I understand that one of the major goals of XP is to avoid creating needless documentation. However, I think I may have a situation where documentation is definitely called for.
Assume you are a software developer in an XP shop. Assume further that "production" support of the software is done by an outside group (read "help desk"). If the help desk (first level support in our organization) is to provide any meaningful support to customers, then the staff will need more extensive documentation than just the source code.
What forms of documentation would you give to these individuals? A support manual? Would this consist of a set of user stories? In our environment, the help desk is usually called when "bad things" happen (disk crash, network connectivity loss, etc.). Admittedly, we are not an XP shop, (but we play one on TV :). I am curious as to how this sort of support would be done.

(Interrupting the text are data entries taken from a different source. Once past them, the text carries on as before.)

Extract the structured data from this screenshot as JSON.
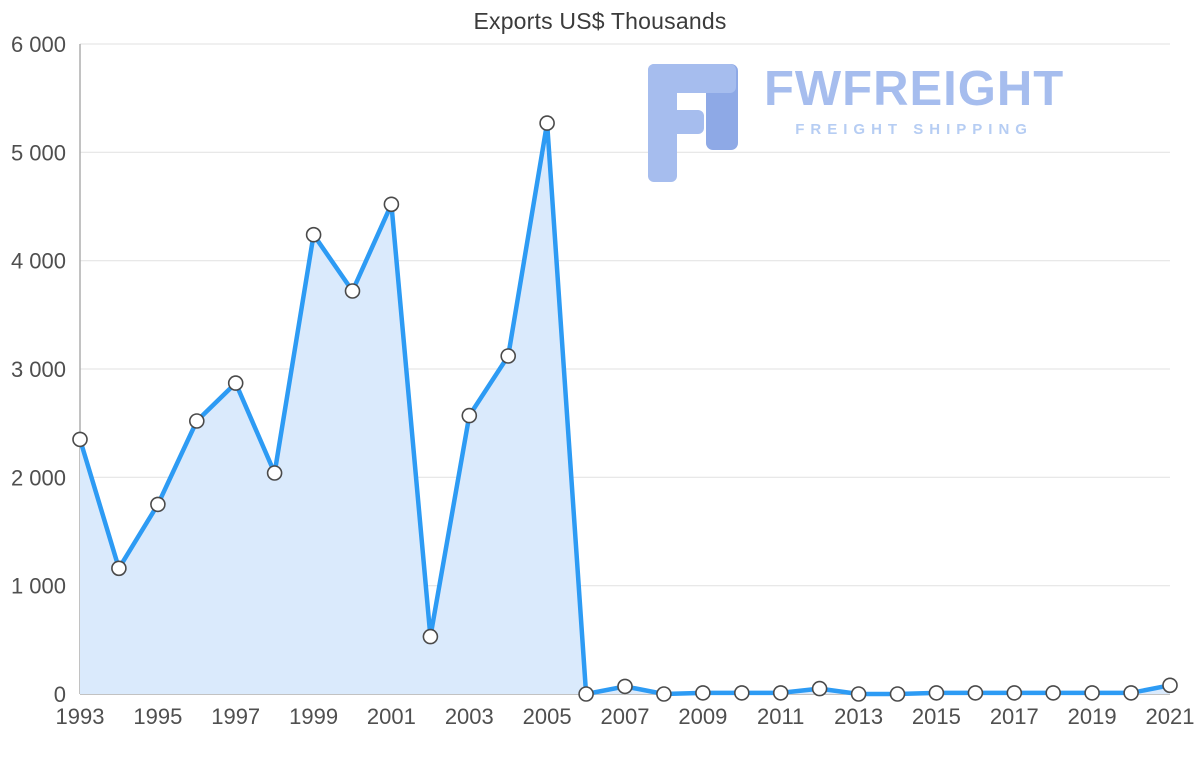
{
  "title": "Exports US$ Thousands",
  "logo": {
    "name": "FWFREIGHT",
    "tagline": "FREIGHT SHIPPING"
  },
  "colors": {
    "line": "#2d9bf4",
    "fill": "#daeafc",
    "marker_fill": "#ffffff",
    "marker_stroke": "#4a4a4a",
    "grid": "#e1e1e1",
    "axis": "#aeaeae",
    "tick_text": "#4f4f4f",
    "title_text": "#3b3b3b",
    "logo_main": "#a6bdee",
    "logo_dark": "#8ea9e6",
    "logo_tagline": "#b6cdf3"
  },
  "chart_data": {
    "type": "area",
    "title": "Exports US$ Thousands",
    "xlabel": "",
    "ylabel": "",
    "x": [
      1993,
      1994,
      1995,
      1996,
      1997,
      1998,
      1999,
      2000,
      2001,
      2002,
      2003,
      2004,
      2005,
      2006,
      2007,
      2008,
      2009,
      2010,
      2011,
      2012,
      2013,
      2014,
      2015,
      2016,
      2017,
      2018,
      2019,
      2020,
      2021
    ],
    "values": [
      2350,
      1160,
      1750,
      2520,
      2870,
      2040,
      4240,
      3720,
      4520,
      530,
      2570,
      3120,
      5270,
      0,
      70,
      0,
      10,
      10,
      10,
      50,
      0,
      0,
      10,
      10,
      10,
      10,
      10,
      10,
      80
    ],
    "ylim": [
      0,
      6000
    ],
    "y_ticks": [
      0,
      1000,
      2000,
      3000,
      4000,
      5000,
      6000
    ],
    "y_tick_labels": [
      "0",
      "1 000",
      "2 000",
      "3 000",
      "4 000",
      "5 000",
      "6 000"
    ],
    "x_tick_labels": [
      "1993",
      "1995",
      "1997",
      "1999",
      "2001",
      "2003",
      "2005",
      "2007",
      "2009",
      "2011",
      "2013",
      "2015",
      "2017",
      "2019",
      "2021"
    ],
    "x_tick_step": 2,
    "grid": true,
    "legend_position": "none"
  }
}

Would one of the help desk personnel be part of the development team, like the on-site customer?
-- DavidHurt
One way to look at this is to figure that DocumentationIsCode and let the developers write most of it. Specifically, they would write each UserStory as a section of the manual, and turn it over to a specialized doc engineer (if you have such a luxury). The doc guy would then pretty it up, and you would have a book that told you how to do just about everything the system was built to do.
Yes, but did anyone keep the entire history of story cards? How have newer stories modified older stories? It seems to me that if documentation is needed, it should be evolving with the software. See AgileRequirementsDocumentation.
-- Steve Jorgensen
My impression is, that the creation of the documentation should be driven by the same mechanism as the creation of code. The customer in this case are the people calling the help-desk. Only such documentation as needed to aswer the questions should be placed in the documentation. This is of course difficult, if you do not already have customers. But in the usual case, you could invite some few customers (possibly those, that call repeatedly) and capture their questions. The same mechanism could be used for online-help. I think, that FAQs are the usual self-organized form of this process at work.
I believe it is not the "customer" that calls the help desk, it is the "user" who works for the customer, and that person cannot be counted on to call for help when they need it or tell you when they've wasted time that could have been saved with better documentation. I believe that the nature of the necessary documentation and online help should be determined in usability testing.
Situations that don't call for usability testing probably don't call for user documentation or online help, so I think that should cover it. If comprehensive documentation or online help is required, I think it's important to make sure it stays in sync with the product, and to have automated assistance to detect when synchronization is broken.